すると、「初霜」の艦構造物の中でも重要施設の真横にあたるカ所で光の爆発が発生したが、艦には傷一つつけていない。
七八式簡易魔法障壁装置。
中型飛行艦が搭載する魔法障壁―――対MLバリアを発生させる装置だ。
近衛が狩野粒子下でも機能する魔法技術応用型レーダー“マジックレーダー”と共に、海軍向けに高額でリースした代物だ。
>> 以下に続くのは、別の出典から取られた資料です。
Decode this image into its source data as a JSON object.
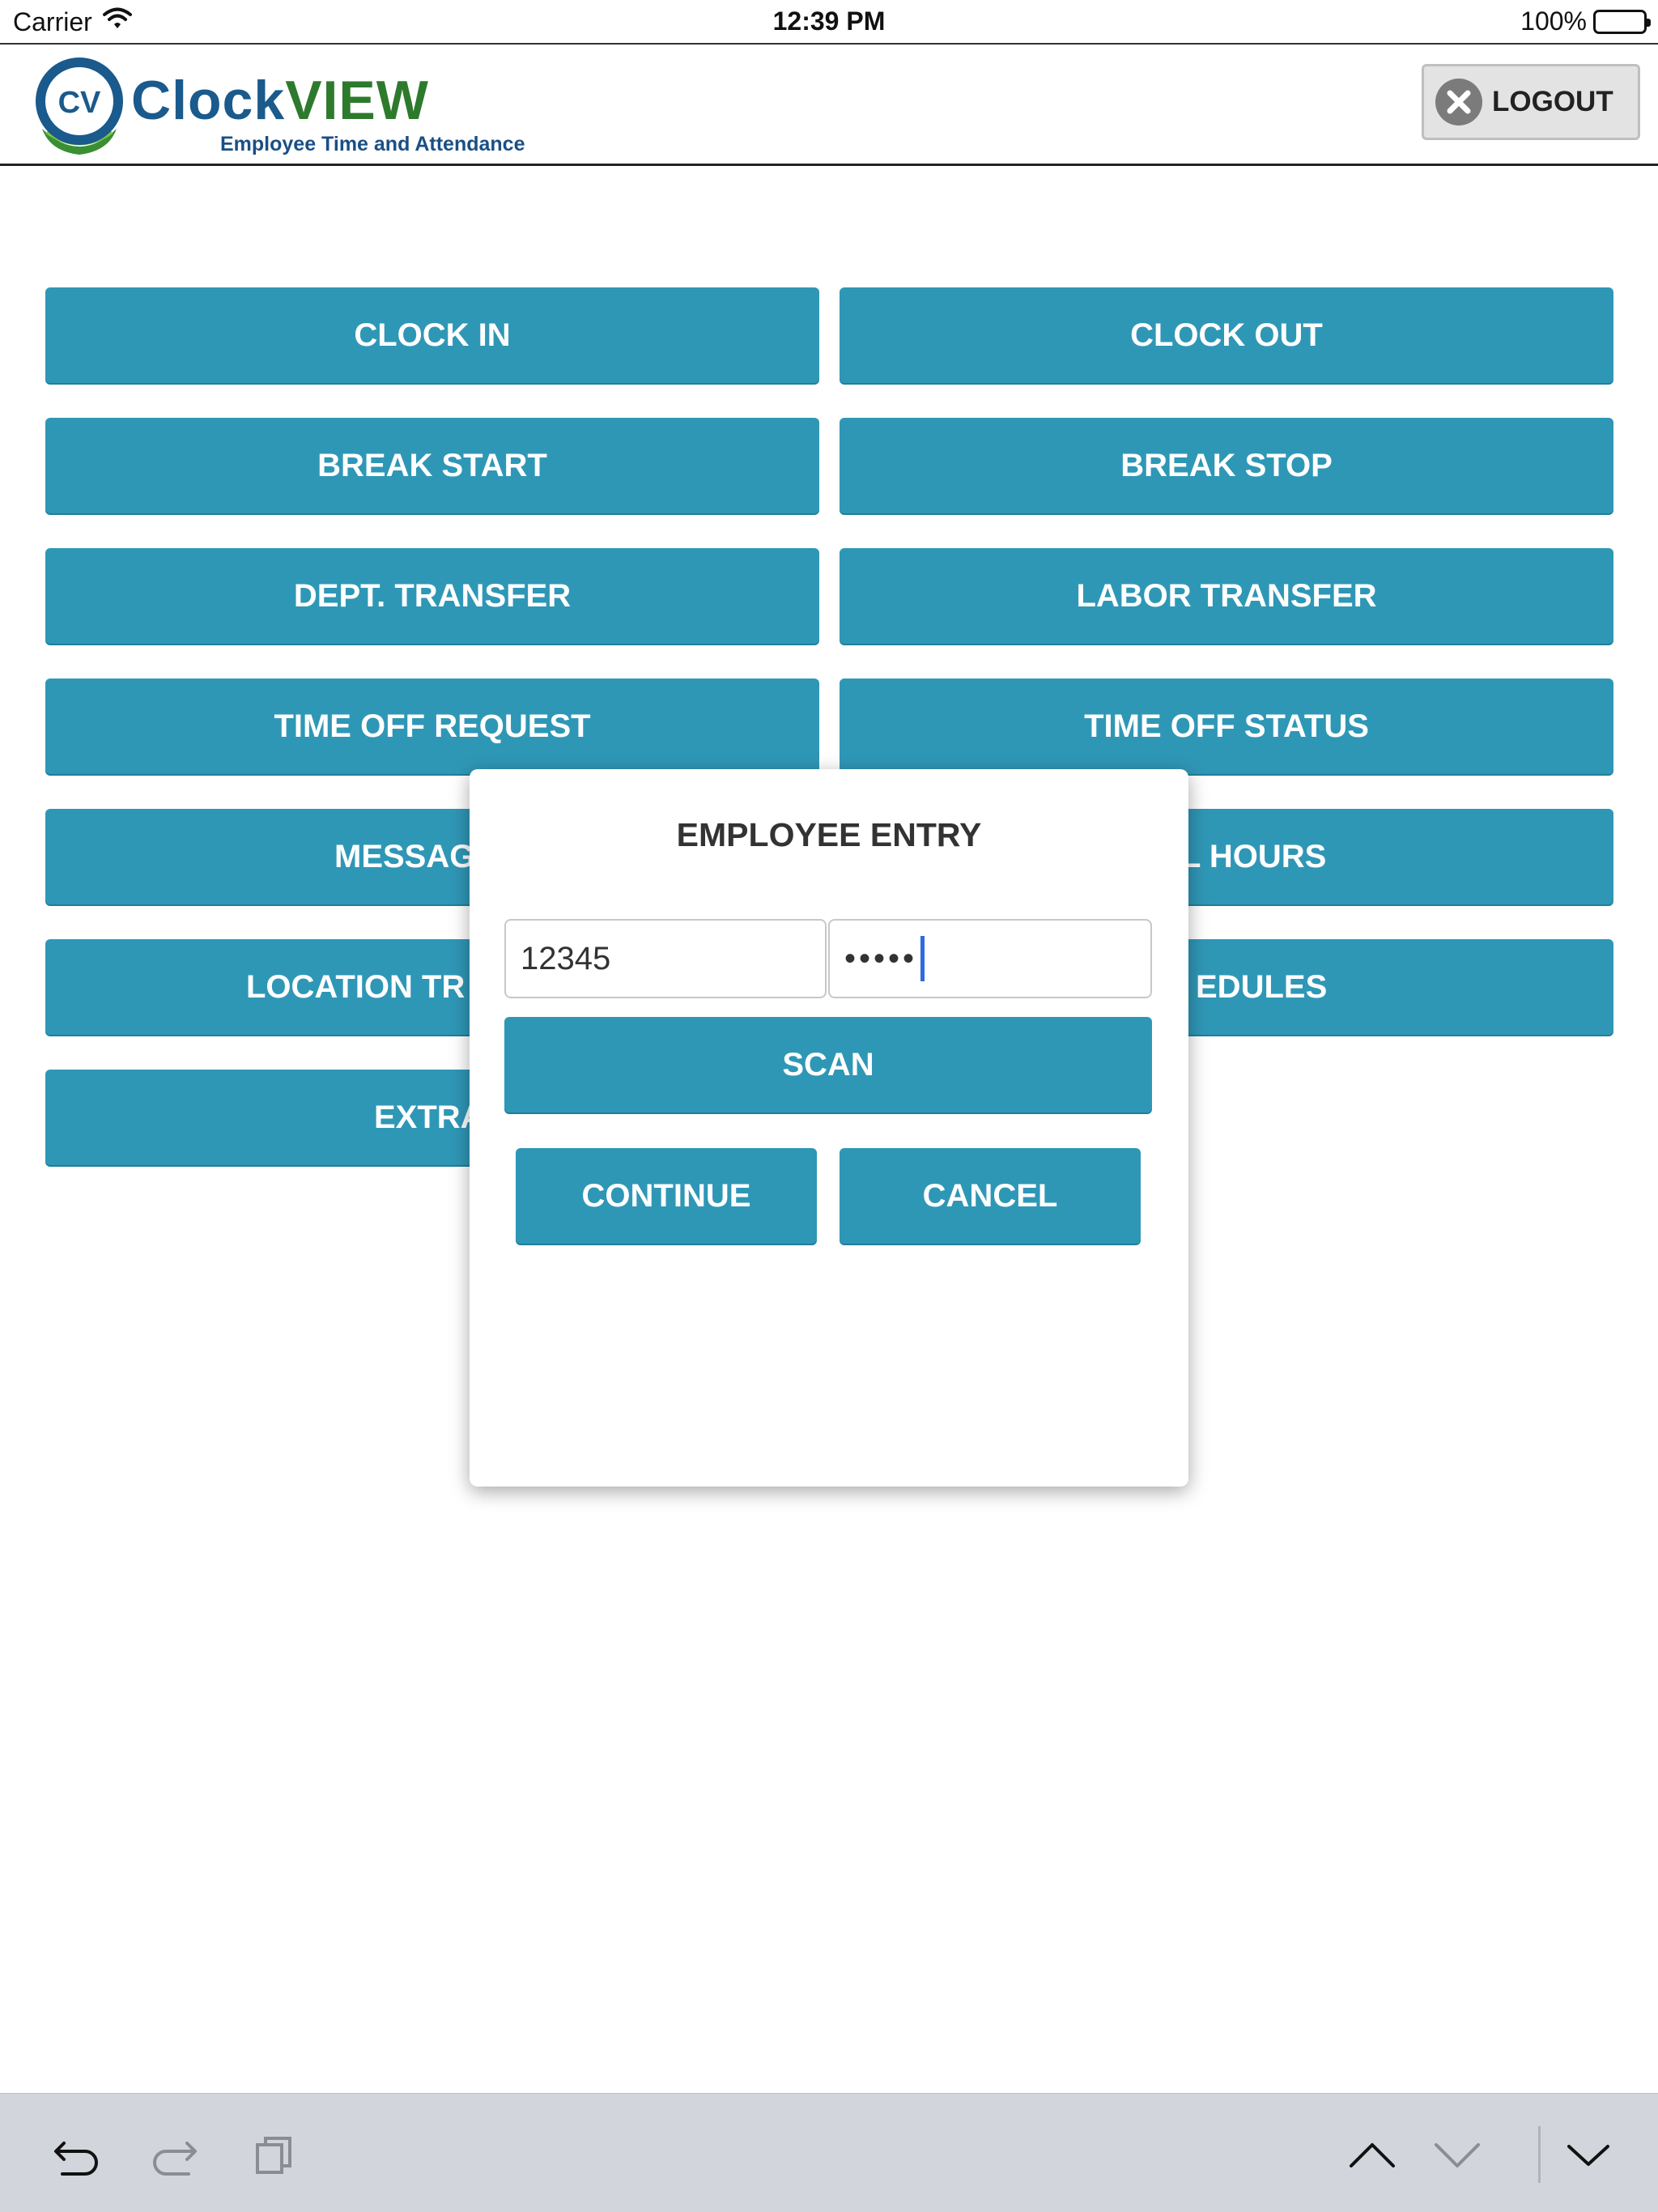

艦隊全部に配備したらリース料だけで往復の燃料代が支払える程だが、このおかげで、「初霜」はML攻撃から身を守ることが出来る。
何より、各艦のCIC要員が仕事を失わずに済んでいた。
「米軍、グレイファントム、前面に出ます!」
「近衛のあのガキ共は!?」
「―――赤兎6を狙撃!赤兎4、レーダーロスト!」
「近衛、メサイア隊が出ますっ!」
「行くよ二人とも!」
そのかなり後方に展開していたFly rulerで編成されたラグエル隊―――神城三姉妹の長女、一葉が怒鳴る。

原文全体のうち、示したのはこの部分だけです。